The school board terminated him but he quickly appealed and won support from Loudon County Judge James Plowman Jr. who said his “interest in expressing his First Amendment speech outweigh the Defendants interest in restricting the same.”
The judge relied on a balancing test which demands a certain level of impact on the actual teaching process, however he found the comments made at the school board meeting failed to “meaningfully disrupt the operation or services of Leesburg Elementary School.”
Lawyers for the county have already appealed that ruling to the Supreme Court of Virginia.
“A public school teacher’s right to free speech and free exercise of religion do not outweigh the School Board’s right to protect students from discrimination,” attorney Stacy Haney with the Richmond-based Haney Phinyowattanachip, on behalf of the country in their appeal to the state’s highest court. The appeal points to Cross’s public condemnation of the proposed policy, including the anti-transgender comments, which the school believes justified his removal “based on the anticipated and actual disruption that resulted when multiple parents demanded that their children have no contact with Respondent.”

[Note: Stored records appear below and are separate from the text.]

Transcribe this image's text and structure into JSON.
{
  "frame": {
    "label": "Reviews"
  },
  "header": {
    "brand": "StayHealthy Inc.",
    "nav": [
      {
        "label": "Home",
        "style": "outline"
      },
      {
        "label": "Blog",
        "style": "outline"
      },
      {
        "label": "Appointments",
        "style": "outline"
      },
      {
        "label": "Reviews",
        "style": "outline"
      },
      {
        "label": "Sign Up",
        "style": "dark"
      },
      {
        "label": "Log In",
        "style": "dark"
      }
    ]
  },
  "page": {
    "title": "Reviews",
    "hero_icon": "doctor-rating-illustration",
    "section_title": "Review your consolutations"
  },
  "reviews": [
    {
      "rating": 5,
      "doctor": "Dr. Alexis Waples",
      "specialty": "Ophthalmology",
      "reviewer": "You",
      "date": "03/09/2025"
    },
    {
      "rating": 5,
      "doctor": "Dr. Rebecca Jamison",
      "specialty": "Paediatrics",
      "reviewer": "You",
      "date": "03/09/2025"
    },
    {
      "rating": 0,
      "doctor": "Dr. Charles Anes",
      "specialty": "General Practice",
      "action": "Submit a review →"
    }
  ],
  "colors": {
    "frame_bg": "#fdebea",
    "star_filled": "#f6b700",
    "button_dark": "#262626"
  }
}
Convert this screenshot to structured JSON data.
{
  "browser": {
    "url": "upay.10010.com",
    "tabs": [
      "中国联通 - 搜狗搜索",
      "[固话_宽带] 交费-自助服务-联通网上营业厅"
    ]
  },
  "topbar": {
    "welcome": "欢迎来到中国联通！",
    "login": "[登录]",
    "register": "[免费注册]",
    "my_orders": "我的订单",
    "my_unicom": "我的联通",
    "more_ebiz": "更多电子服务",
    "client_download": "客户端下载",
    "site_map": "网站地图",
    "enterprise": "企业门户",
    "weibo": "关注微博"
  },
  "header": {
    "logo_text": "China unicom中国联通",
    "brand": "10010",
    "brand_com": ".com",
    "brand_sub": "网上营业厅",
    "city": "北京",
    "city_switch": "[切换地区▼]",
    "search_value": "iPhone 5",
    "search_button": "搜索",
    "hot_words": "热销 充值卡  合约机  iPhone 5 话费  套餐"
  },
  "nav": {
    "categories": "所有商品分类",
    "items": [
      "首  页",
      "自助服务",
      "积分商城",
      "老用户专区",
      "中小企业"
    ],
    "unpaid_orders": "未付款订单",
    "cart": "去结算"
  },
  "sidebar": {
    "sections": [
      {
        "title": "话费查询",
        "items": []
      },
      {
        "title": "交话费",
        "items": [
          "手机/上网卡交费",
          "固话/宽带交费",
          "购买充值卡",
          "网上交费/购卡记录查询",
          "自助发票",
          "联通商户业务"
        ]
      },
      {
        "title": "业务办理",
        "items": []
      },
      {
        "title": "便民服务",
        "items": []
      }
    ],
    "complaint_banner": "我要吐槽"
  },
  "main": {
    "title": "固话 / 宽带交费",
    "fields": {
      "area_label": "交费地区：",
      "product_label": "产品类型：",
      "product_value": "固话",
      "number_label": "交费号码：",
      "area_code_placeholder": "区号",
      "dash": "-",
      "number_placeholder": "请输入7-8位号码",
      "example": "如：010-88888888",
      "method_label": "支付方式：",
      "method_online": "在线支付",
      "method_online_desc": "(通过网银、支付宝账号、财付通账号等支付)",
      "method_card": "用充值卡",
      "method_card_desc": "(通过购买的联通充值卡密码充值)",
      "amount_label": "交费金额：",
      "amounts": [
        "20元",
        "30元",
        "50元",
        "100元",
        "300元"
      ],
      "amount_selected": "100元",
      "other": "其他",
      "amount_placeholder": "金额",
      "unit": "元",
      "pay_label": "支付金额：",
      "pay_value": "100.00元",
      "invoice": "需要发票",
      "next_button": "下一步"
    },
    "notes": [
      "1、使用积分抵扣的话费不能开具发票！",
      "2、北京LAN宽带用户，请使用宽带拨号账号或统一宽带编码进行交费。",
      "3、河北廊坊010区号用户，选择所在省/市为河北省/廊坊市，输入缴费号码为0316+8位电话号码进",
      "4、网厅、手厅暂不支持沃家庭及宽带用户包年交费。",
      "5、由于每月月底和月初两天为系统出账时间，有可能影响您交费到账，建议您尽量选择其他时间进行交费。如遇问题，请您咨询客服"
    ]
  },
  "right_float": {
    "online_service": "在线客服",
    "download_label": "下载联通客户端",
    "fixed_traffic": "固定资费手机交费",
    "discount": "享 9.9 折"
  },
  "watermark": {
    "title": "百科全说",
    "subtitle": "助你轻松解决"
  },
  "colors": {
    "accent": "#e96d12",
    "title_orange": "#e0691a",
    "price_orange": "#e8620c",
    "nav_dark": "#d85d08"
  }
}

Meanwhile, the model policies are facing hurdles at local school boards around the state.
The Family Foundation claimed as many as 500 residents of Russel County attended one meeting to demand the board refuse to follow the new guidelines.
It worked, and by a 7-0 vote the country plans to ignore the trans-inclusive language.
Attempts to reach the Virginia Attorney General’s office or the school board for comment on the vote were not returned by press time.